Using the \(\texttt{random}\) module, create a NumPy array with 3 rows and 3 columns that has entries that are random positive integers less than 10. Print your array. Now multiply each value in the matrix by 5 and then add 1 to all the enteries in the second row. After that, divide each diagonal entry by 2 and print the resulting array to check that your code has made the correct modifications.
## Code solution here.
Using the \(\texttt{random}\) module, create a NumPy array with 2 rows and 3 columns that has entries that are random integers greater than 5 and less than 13. Write code that sets all even entries of the matrix to zero. Print the array and check the results. Run the code several times to check that it works for different random arrays.
## Code solution here.
Create a NumPy array with 2 rows and 4 columns and assign it the name A. Fill it with some values of your choice. Create a new array \(B\) that has the columns of \(A\) as it’s rows. Print \(A\) and \(B\). Below is an example of one such pair of arrays.
## Code solution here.
Using matplotlib to plot the following points using the blue cross symbol: (2,1), (4,4), (8,16), (10,25).
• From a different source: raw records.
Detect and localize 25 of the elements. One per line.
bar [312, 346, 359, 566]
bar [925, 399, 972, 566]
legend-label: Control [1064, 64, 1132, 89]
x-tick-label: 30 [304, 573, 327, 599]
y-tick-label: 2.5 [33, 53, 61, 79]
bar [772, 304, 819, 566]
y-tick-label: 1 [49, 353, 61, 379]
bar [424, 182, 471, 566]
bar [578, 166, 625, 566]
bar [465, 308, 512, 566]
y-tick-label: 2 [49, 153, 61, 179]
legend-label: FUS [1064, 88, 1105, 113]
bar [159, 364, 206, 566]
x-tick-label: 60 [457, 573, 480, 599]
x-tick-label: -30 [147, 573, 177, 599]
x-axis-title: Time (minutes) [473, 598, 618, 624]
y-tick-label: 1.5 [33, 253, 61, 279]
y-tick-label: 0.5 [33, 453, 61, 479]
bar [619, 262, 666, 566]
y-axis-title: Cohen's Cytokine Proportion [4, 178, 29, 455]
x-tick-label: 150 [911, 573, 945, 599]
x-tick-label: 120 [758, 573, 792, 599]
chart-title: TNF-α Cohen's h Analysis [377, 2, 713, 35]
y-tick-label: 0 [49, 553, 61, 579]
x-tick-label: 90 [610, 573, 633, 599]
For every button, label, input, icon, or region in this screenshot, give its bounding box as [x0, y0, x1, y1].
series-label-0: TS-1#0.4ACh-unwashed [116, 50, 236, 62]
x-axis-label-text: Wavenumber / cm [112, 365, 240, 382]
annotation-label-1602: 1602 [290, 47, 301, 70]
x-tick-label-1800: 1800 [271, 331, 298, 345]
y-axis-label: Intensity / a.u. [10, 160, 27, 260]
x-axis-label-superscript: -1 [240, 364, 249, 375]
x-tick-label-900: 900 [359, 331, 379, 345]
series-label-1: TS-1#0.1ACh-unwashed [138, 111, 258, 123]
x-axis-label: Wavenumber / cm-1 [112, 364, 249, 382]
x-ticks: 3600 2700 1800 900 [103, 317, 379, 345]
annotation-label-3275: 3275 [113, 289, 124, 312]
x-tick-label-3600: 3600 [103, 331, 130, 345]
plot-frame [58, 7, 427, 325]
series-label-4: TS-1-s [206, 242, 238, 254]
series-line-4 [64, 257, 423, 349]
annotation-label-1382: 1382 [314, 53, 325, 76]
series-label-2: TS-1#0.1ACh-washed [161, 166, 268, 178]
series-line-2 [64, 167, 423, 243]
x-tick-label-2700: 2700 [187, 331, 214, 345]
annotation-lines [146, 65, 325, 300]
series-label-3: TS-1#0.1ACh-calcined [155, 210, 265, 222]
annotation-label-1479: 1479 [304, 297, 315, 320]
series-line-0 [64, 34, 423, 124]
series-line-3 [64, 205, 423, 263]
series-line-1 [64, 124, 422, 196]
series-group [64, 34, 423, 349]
Add a grid that consists of dotted lines as in Example 2. Set the limits of \(x\)-axis to 0 and 10. Set the limits of the \(y\)-axis to 0 and 25. The numbers and gridlines should appear at intervals of 2 units along the \(x\)-axis and at intervals of 5 units along the \(y\)-axis. Label the \(x\)-axis as “Time” and the \(y\)-axis as “Distance”.
## Code solution here.
Use matplotlib to plot the curve \(y= 4+x-0.5x^2\) where \(x\) lies in the interval \([-1,5]\). Follow Example 2 and use \(\texttt{linspace}\) to generate an array of coordinates of points on the curve. The curve should be dashed and shown in green color. The numbers and gridlines should appear at intervals of 1 unit along the \(x\)-axis and at intervals of 3 units along the \(y\)-axis. Draw the lines \(x=0\), and \(y=0\) with black colour and 1 unit width. Add a grid that consists of dashed lines.
## Code solution here.
References¶
Harris, C. R. et. al. Array Programming with NumPy., Nature 585, 357-362, 2020.